Black Friday is just around the corner!
Most of us don’t remember Black Friday growing up. It seems to have exploded over the last five years and is now spoken about for the whole of November. Where did it come from? What are we actually celebrating? How does all that link with marketing?
What Is Black Friday?
Black Friday is an American annual shopping day that falls the day after Thanksgiving. As Americans have it as an extra day off, for most people, it’s the start of the holiday season and a great time to start buying Christmas gifts now that Thanksgiving is over. The name ‘Black Friday’ comes from earning a profit being referred to as ‘in the black’ rather than ‘in the red’. As Black Friday is now the biggest shopping day of the year, with many customers seeing their biggest profits that day, it is understandable why it would be named after the profit.
Here in England, the term Black Friday used to refer to the Friday before Christmas as that was the biggest night of the year for office parties and was a busy time for the NHS and the Police. Amazon introduced Brits to the American version of Black Friday in 2010, but it wasn’t until Asda (owned by American company Walmart) took part in 2013 that it started to be successful in the UK. The following year, many big retailers began introducing their own offers for Black Friday, and it has grown bigger and better year-on-year since. Without these first companies marketing it well, Black Friday would have never become what it is in this country. We do not celebrate Thanksgiving here, yet the following shopping day has become very popular due to clever marketing, and it is now the biggest shopping day of the year. Black Friday in the UK is simply born through and for marketing.
How Do You Market Your Business For Black Friday?
Despite being the most popular shopping day of the year, it does not mean Black Friday sales will be easy. When large companies spend thousands and thousands of pounds on Google Ads and Adwords such as ‘Black Friday Sale’, you have little to no chance of standing out on search engines and attracting new customers. This does not mean all hope is lost. You can see significant profit by focusing your Black Friday marketing efforts on pre-existing customers rather than trying to attract new ones.
You need to start early by sending out eshots (email marketing) to your mailing list with warm-up emails that tease deals and create anticipation. All your email marketing should be branded the same, and you should have graphics designed for your Black Friday marketing that you use consistently across all promotions. A well-designed email will help you stand out from others that your customer will no doubt receive.
As the day approaches, you should be thinking about SMS marketing and social media campaigns, again all targeting your pre-existing customers and followers in your consistent Black Friday branding. Your social media posts should tell a unique story and stand out. If your customer scrolls past ten different Black Friday posts, what can you do to be the one that is remembered? Consider alternative branding away from the typical black and red associated with the days and sales, or why not try marketing using TikTok?

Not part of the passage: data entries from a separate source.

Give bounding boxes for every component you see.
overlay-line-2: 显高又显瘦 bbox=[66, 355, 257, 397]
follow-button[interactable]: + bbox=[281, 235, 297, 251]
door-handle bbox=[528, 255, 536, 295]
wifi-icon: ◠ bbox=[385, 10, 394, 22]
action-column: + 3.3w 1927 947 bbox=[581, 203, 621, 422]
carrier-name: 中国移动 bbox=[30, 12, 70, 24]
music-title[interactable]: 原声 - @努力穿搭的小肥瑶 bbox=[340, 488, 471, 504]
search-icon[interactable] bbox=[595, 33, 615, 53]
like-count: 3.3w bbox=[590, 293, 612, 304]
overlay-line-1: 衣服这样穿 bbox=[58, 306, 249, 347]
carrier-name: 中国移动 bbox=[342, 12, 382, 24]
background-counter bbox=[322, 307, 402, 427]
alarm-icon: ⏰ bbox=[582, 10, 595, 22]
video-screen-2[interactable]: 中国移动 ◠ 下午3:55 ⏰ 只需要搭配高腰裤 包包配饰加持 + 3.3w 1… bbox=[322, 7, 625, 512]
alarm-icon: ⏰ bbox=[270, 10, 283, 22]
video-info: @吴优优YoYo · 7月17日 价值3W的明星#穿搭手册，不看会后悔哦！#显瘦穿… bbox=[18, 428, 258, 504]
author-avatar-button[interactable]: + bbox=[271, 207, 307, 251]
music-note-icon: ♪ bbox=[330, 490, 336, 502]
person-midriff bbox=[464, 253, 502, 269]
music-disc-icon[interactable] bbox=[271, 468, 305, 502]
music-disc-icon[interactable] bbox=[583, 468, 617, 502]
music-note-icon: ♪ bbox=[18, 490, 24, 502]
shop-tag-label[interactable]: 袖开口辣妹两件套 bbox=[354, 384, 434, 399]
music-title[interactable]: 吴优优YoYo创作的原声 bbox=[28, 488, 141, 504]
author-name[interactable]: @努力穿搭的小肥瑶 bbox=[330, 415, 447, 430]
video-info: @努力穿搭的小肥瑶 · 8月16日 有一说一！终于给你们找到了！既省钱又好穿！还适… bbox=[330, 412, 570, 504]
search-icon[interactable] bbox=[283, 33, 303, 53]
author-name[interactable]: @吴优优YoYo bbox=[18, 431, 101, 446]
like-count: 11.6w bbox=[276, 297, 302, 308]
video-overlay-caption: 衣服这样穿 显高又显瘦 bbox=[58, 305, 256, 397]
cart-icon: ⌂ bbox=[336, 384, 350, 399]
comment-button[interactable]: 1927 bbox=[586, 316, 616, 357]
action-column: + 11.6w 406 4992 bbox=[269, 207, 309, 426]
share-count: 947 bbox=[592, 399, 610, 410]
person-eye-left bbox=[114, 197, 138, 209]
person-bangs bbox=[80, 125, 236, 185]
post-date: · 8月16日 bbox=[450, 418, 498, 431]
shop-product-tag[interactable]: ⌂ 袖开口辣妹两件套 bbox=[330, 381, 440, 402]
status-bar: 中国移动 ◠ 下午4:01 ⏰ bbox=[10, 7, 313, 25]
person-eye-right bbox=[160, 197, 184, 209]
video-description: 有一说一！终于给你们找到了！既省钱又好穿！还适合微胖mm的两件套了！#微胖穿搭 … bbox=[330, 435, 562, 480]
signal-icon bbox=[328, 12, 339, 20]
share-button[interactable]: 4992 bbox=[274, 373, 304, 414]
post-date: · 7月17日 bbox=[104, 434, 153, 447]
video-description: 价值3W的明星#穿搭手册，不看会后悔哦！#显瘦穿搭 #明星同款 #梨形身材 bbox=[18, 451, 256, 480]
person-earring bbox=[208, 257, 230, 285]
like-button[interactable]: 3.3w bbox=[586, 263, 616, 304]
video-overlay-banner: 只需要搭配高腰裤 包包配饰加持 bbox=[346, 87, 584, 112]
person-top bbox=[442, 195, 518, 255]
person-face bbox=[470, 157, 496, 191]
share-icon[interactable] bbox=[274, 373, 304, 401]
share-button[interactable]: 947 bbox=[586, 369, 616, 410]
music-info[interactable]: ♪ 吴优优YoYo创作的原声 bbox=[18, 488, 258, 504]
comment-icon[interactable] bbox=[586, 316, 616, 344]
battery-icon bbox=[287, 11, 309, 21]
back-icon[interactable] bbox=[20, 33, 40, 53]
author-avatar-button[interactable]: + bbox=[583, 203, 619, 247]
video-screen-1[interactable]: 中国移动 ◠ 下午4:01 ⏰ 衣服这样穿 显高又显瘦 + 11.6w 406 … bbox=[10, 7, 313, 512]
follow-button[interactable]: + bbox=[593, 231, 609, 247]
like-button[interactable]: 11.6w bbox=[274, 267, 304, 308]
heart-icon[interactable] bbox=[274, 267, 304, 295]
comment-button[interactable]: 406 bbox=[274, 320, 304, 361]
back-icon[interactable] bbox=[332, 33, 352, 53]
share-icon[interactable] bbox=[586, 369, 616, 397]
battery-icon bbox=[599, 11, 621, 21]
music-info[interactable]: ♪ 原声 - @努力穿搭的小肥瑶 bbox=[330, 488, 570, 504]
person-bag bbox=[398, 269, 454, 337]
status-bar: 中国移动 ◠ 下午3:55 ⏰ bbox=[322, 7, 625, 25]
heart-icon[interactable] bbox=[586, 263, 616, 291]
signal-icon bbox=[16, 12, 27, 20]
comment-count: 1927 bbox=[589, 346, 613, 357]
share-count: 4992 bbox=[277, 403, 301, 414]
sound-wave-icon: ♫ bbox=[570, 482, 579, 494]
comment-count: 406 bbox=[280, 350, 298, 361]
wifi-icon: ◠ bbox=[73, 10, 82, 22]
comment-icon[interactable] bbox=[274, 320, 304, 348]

On the day of the sale, whether you choose to do a 24-hour sale or start it early, you need to ensure your website runs on a stable, powerful and reliable platform. If you manage to drive a good amount of traffic to your site, the last thing you want is for the website to crash before customers complete their purchases. Getting a customer to the website isn’t the end of the marketing for them. You can offer them add-ons at the checkout (called cross-selling) or recommend a more expensive version of what they have in their basket (upselling); you can also encourage sales with automated emails for abandoned carts and a thank you series following a sale.
Best of luck with your Black Friday marketing!